I think some of the enthusiasm for Obsidian is a Swiss Army Knife approach to the application, similar to how many approached Notion. Some are using Obsidian for notes, PKM, project management, writing and more.
So, where am I on my serpentine journey on writing and note-taking applications?
- For now, Craft remains the application for work related meeting and project notes. However, IF I find Obsidian sufficient for writing, I’ll consider using it for work meeting and project notes. IF I take this route, Obsidian will be used for PKM, notes and writing with everything on my local drive in plain text. This is an appealing prospect.
- I’m experimenting with Obsidian for all writing projects, regardless of size. As an aside, I don’t find Craft a good application for writing—I find the block system makes longer form writing a frustrating experience.
In short, at this point, I’m at a three-way fork in the road.

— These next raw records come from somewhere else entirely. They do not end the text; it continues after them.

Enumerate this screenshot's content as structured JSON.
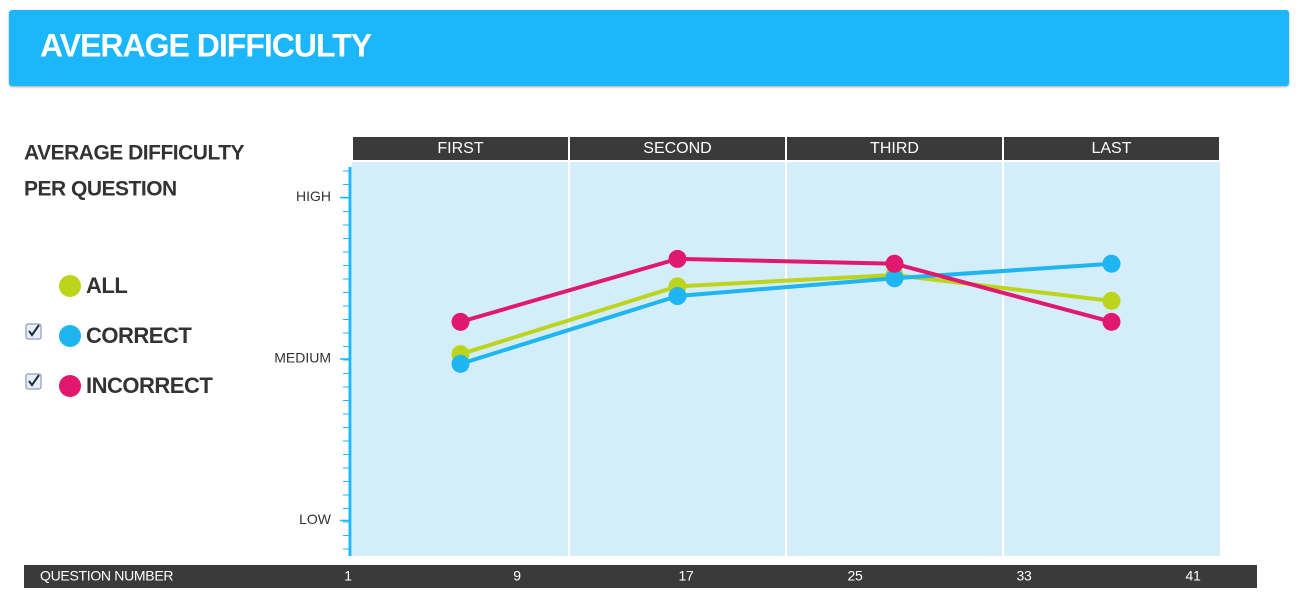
{
  "header": {
    "title": "AVERAGE DIFFICULTY"
  },
  "chart_data": {
    "type": "line",
    "title": [
      "AVERAGE DIFFICULTY",
      "PER QUESTION"
    ],
    "categories": [
      "FIRST",
      "SECOND",
      "THIRD",
      "LAST"
    ],
    "ylim": [
      -0.22,
      2.22
    ],
    "yticks": [
      {
        "value": 0,
        "label": "LOW"
      },
      {
        "value": 1,
        "label": "MEDIUM"
      },
      {
        "value": 2,
        "label": "HIGH"
      }
    ],
    "series": [
      {
        "name": "ALL",
        "color": "#bcd41c",
        "values": [
          1.03,
          1.45,
          1.52,
          1.36
        ]
      },
      {
        "name": "CORRECT",
        "color": "#1fb5f0",
        "values": [
          0.97,
          1.39,
          1.5,
          1.59
        ],
        "checked": true
      },
      {
        "name": "INCORRECT",
        "color": "#e0196f",
        "values": [
          1.23,
          1.62,
          1.59,
          1.23
        ],
        "checked": true
      }
    ],
    "question_axis": {
      "label": "QUESTION NUMBER",
      "xlim": [
        1,
        41
      ],
      "xticks": [
        1,
        9,
        17,
        25,
        33,
        41
      ]
    }
  }
}
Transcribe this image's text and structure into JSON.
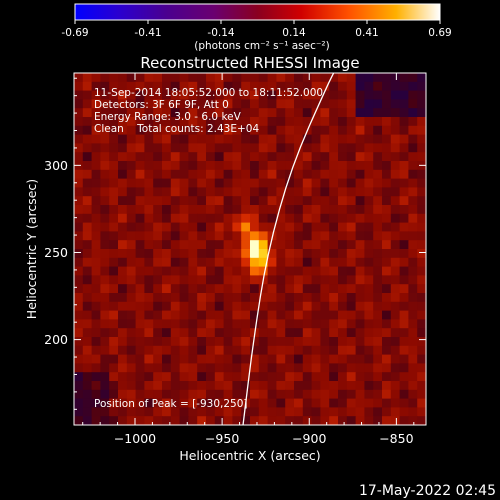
{
  "chart_data": {
    "type": "heatmap",
    "title": "Reconstructed RHESSI Image",
    "xlabel": "Heliocentric X (arcsec)",
    "ylabel": "Heliocentric Y (arcsec)",
    "x_ticks": [
      -1000,
      -950,
      -900,
      -850
    ],
    "y_ticks": [
      200,
      250,
      300
    ],
    "xlim": [
      -1035,
      -833
    ],
    "ylim": [
      151,
      353
    ],
    "colorbar": {
      "ticks": [
        "-0.69",
        "-0.41",
        "-0.14",
        "0.14",
        "0.41",
        "0.69"
      ],
      "range": [
        -0.69,
        0.69
      ],
      "unit_label": "(photons cm⁻² s⁻¹ asec⁻²)"
    },
    "info_lines": [
      "11-Sep-2014 18:05:52.000 to 18:11:52.000",
      "Detectors: 3F 6F 9F, Att 0",
      "Energy Range: 3.0 - 6.0 keV",
      "Clean    Total counts: 2.43E+04"
    ],
    "peak_label": "Position of Peak = [-930,250]",
    "peak": {
      "x": -930,
      "y": 250,
      "value": 0.69
    },
    "limb_curve": [
      [
        -938,
        151
      ],
      [
        -932,
        200
      ],
      [
        -924,
        250
      ],
      [
        -910,
        300
      ],
      [
        -890,
        345
      ],
      [
        -886,
        353
      ]
    ],
    "limb_color": "#ffffff"
  },
  "footer": {
    "timestamp": "17-May-2022 02:45"
  }
}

- Craft for meeting and project notes
- Obsidian for PKM
- Ulysses or Scrivener for writing projects
- Use Obsidian for meeting and project notes and PKM
- Use Ulysses or Scrivener for writing projects
- Use Obsidian for meeting and project notes, PKM and writing of any size
I’m leaning toward Option 2 but I’m also using Craft in Obsidian in parallel during this experimental phase. Time will tell if I believe Obsidian will be a good long-form writing platform.
I will not use Obsidian for project and event management.
Well, based on a support reply I received from Ulysses, my decision has been narrowed. See here for details.
Am I the only one who looked at this topic and wondered what an “all-book” is?
Good point! I changed the “-“ to a “:” in the title.
Or an em dash. @MitchWagner loves the em dash.
I also have converted to Markdown for my syllabus since several years ago. The editing is so much easier. I just have to remember to edit my MD file if I want to make changes after publication to Canvas, and then replace the one on Canvas. I use Brett Terpstra’s Marked to get HTML that I can paste in Canvas … but did one of y’all figure out how to paste the Markdown directly?
I just copied the preview version of the MD syllabus directly out of Obsidian and pasted directly into Canvas. No issues.
Very cool! I don’t teach again until Spring but will give this a try.
Great! I tested it again before I posted my prior reply so it should work fine for you.